Quantification and statistical analysis

The data analysis was performed by using GraphPad Prism 9 software. The biochemistry experiments were repeated at least twice and the data were expressed as the mean ± SEM. Bar graphs and scatter blots represent the mean ± standard deviation (SD), when indicated. ANOVA was used followed by Tukey’s multiple comparison post-test comparing all pairs of conditions when multiple conditions were compared.
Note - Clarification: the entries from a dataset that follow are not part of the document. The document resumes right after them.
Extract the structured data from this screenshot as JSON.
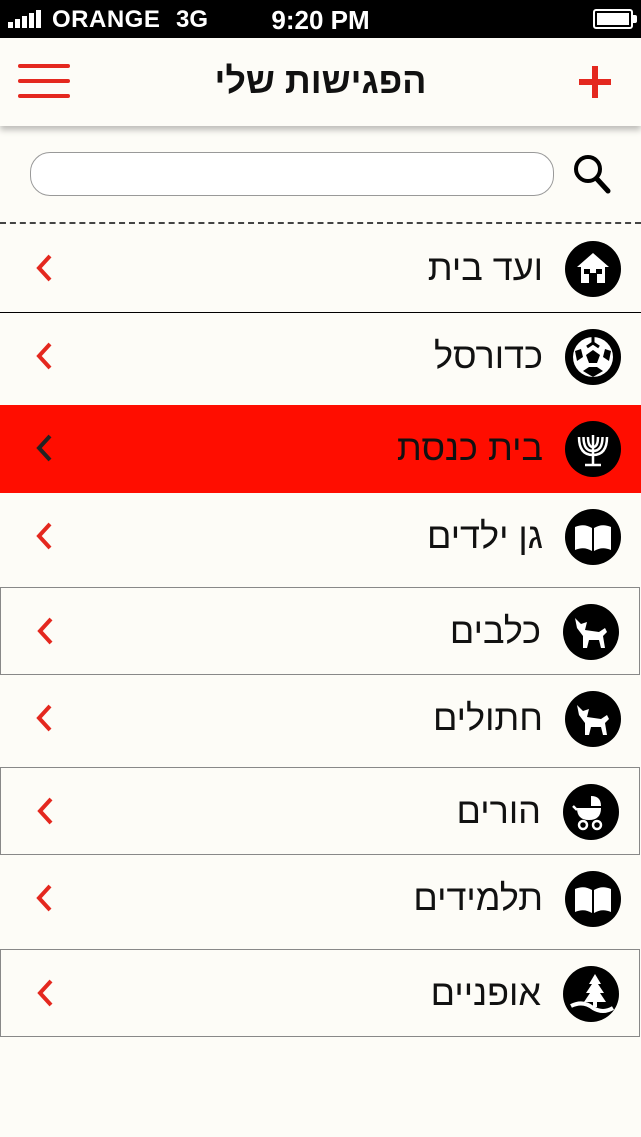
{
  "status_bar": {
    "carrier": "ORANGE",
    "network": "3G",
    "time": "9:20 PM",
    "battery_level": 1.0
  },
  "nav": {
    "title": "הפגישות שלי",
    "menu_icon": "hamburger-menu-icon",
    "add_icon": "plus-icon"
  },
  "search": {
    "placeholder": "",
    "value": "",
    "icon": "search-icon"
  },
  "colors": {
    "accent": "#e4281f",
    "selected_row": "#ff0d00",
    "background": "#fdfcf7",
    "icon_circle": "#000000"
  },
  "groups": [
    {
      "label": "ועד בית",
      "icon": "house-icon"
    },
    {
      "label": "כדורסל",
      "icon": "soccer-ball-icon"
    },
    {
      "label": "בית כנסת",
      "icon": "menorah-icon",
      "selected": true
    },
    {
      "label": "גן ילדים",
      "icon": "open-book-icon"
    },
    {
      "label": "כלבים",
      "icon": "dog-icon"
    },
    {
      "label": "חתולים",
      "icon": "cat-icon"
    },
    {
      "label": "הורים",
      "icon": "baby-stroller-icon"
    },
    {
      "label": "תלמידים",
      "icon": "open-book-icon"
    },
    {
      "label": "אופניים",
      "icon": "tree-path-icon"
    }
  ]
}
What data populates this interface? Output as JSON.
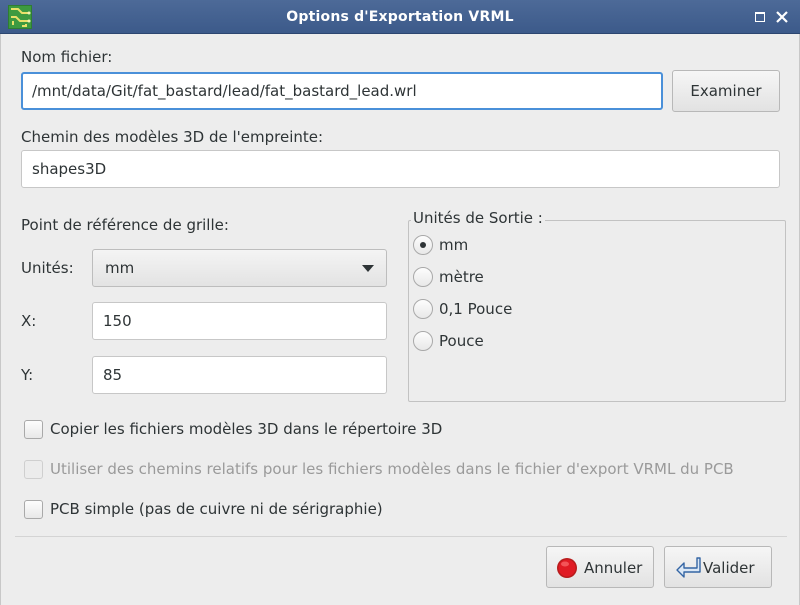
{
  "window": {
    "title": "Options d'Exportation VRML"
  },
  "file": {
    "label": "Nom fichier:",
    "value": "/mnt/data/Git/fat_bastard/lead/fat_bastard_lead.wrl",
    "browse_label": "Examiner"
  },
  "models_path": {
    "label": "Chemin des modèles 3D de l'empreinte:",
    "value": "shapes3D"
  },
  "grid_ref": {
    "label": "Point de référence de grille:",
    "units_label": "Unités:",
    "units_value": "mm",
    "x_label": "X:",
    "x_value": "150",
    "y_label": "Y:",
    "y_value": "85"
  },
  "output_units": {
    "title": "Unités de Sortie :",
    "options": [
      {
        "label": "mm",
        "checked": true
      },
      {
        "label": "mètre",
        "checked": false
      },
      {
        "label": "0,1 Pouce",
        "checked": false
      },
      {
        "label": "Pouce",
        "checked": false
      }
    ]
  },
  "options": {
    "copy_models": {
      "label": "Copier les fichiers modèles 3D dans le répertoire 3D",
      "checked": false,
      "enabled": true
    },
    "relative_paths": {
      "label": "Utiliser des chemins relatifs pour les fichiers modèles dans le fichier d'export VRML du PCB",
      "checked": false,
      "enabled": false
    },
    "simple_pcb": {
      "label": "PCB simple (pas de cuivre ni de sérigraphie)",
      "checked": false,
      "enabled": true
    }
  },
  "buttons": {
    "cancel_label": "Annuler",
    "ok_label": "Valider"
  },
  "colors": {
    "titlebar": "#3c5a8a",
    "focus": "#4a90d9",
    "cancel_icon": "#e01b24"
  },
  "icons": {
    "app": "pcb-icon",
    "maximize": "maximize-icon",
    "close": "close-icon",
    "cancel": "stop-icon",
    "ok": "enter-arrow-icon"
  }
}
Significant differences were indicated according to the p-values by asterisks with ∗∗∗∗ for p < 0.0001, ∗∗∗ for 0.0001 < p < 0.001, ∗∗ for 0.001 < p < 0.01, and ∗ for 0.01 < p < 0.05. Non-significant differences are indicated by n.s.

Published: August 31, 2023

Data and code availability

• •Source data underlying Figures 2, 3, 4, 5, 6, S3–S6, and S8 have been deposited at Mendeley Data and are publicly available as of the date of publication. Accession link is listed in the key resources table.
• •This paper does not report original code.
• •Any additional information required to reanalyze the data reported in this paper is available from the lead contact upon request.